Als Ausblick gibt es einen Einblick in die aktuelle Entwicklung einer integrierten IDE für hex und Meta-Fragmente. Natürlich ist hex mit hex geschrieben.

Ziel des Vortrags ist es, Teilnehmerinnen und Teilnehmer zu motivieren, außerhalb festgefahrener Strukturen zu denken. Literate Programming ist ein sehr alter Schritt, um eine andere Sicht auf Code zu erhalten. Durch das Aufteilen auf Folien können leicht Elemente aus Clean Code umgesetzt werden, ohne dass der generierte Code ineffizient wird. hex selbst ist klein und schnell und fällt selbst auf einem Raspberry Pi als Zwischenschritt kaum ins Gewicht. Vielleicht finden sich interessierte Nutzer? Das Projekt ist Open Source und liegt unter https://github.com/itmm/hex

Timm Knape

Timm Knape Softwaretechnik

Timm Knape programmiert seit über 30 Jahren. Angefangen mit C64 und Amiga, dann Mac und Bebox, PCs immer nebenbei mit halben Herz und ist er nun beim Rasberry Pi als Desktop angekommen. Aber ein Wechsel auf RISC-V steht bevor, sobald es günstige Boards gibt.

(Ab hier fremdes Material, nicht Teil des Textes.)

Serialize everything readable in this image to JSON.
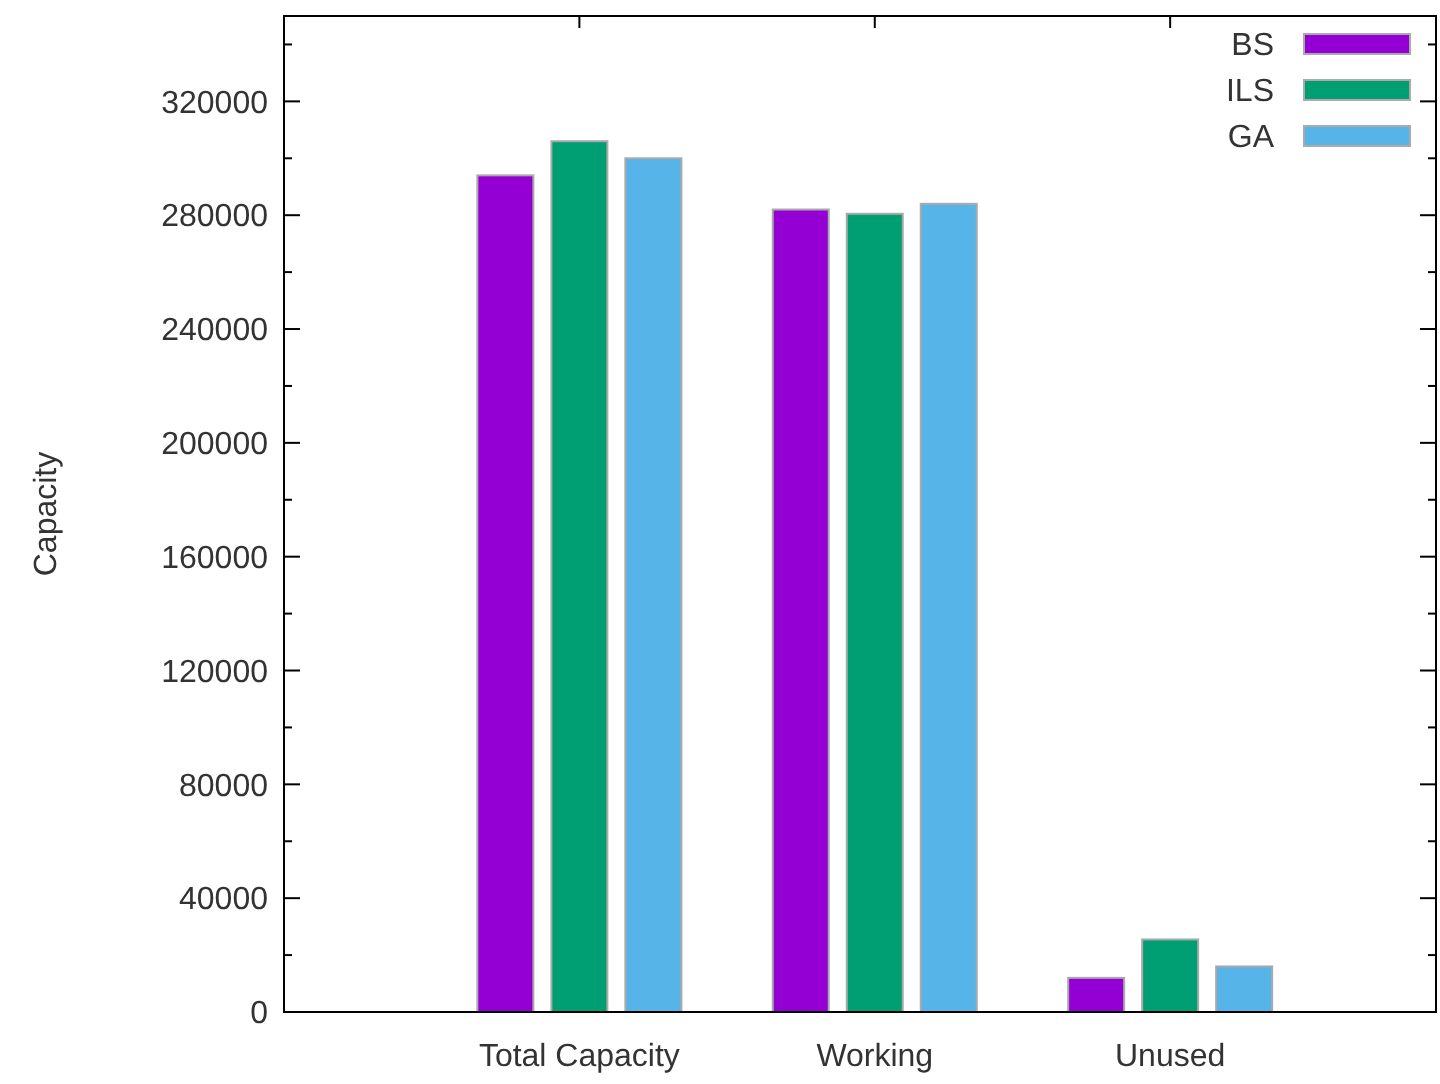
{
  "chart_data": {
    "type": "bar",
    "ylabel": "Capacity",
    "categories": [
      "Total Capacity",
      "Working",
      "Unused"
    ],
    "series": [
      {
        "name": "BS",
        "color": "#9400d3",
        "values": [
          294000,
          282000,
          12000
        ]
      },
      {
        "name": "ILS",
        "color": "#009e73",
        "values": [
          306000,
          280500,
          25500
        ]
      },
      {
        "name": "GA",
        "color": "#56b4e9",
        "values": [
          300000,
          284000,
          16000
        ]
      }
    ],
    "ylim": [
      0,
      350000
    ],
    "yticks": [
      0,
      {
        "value": 20000,
        "label": null
      },
      40000,
      {
        "value": 60000,
        "label": null
      },
      80000,
      {
        "value": 100000,
        "label": null
      },
      120000,
      {
        "value": 140000,
        "label": null
      },
      160000,
      {
        "value": 180000,
        "label": null
      },
      200000,
      {
        "value": 220000,
        "label": null
      },
      240000,
      {
        "value": 260000,
        "label": null
      },
      280000,
      {
        "value": 300000,
        "label": null
      },
      320000,
      {
        "value": 340000,
        "label": null
      }
    ],
    "grid": false,
    "legend": "top right"
  }
}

Nach dem Studium (Informatik und Mathe) hat er als Consultant in großen Telekommunikationsunternehmen und im Finanzsektor gearbeitet. Seit zwei Jahren arbeitet er als Senior Software Architekt für einen Hersteller von Event-Technology im Taunus. Hier begleitet er die Digitalisierung der Artikel sowohl in der Planung als auch in der Umsetzung. Vor langer Zeit hat er bei Ken Schwaber himself Scrum gelernt und setzt Projekte agil um.

Seit einem knappen Jahr hat er an seinem Code-Generierer hex gearbeitet und nutzt ihn für viele Projekte in C, C++, Assembler und JavaScript. Alles auf einem Raspberry Pi.

Nebenbei spielt er Gitarre und Kontrabass.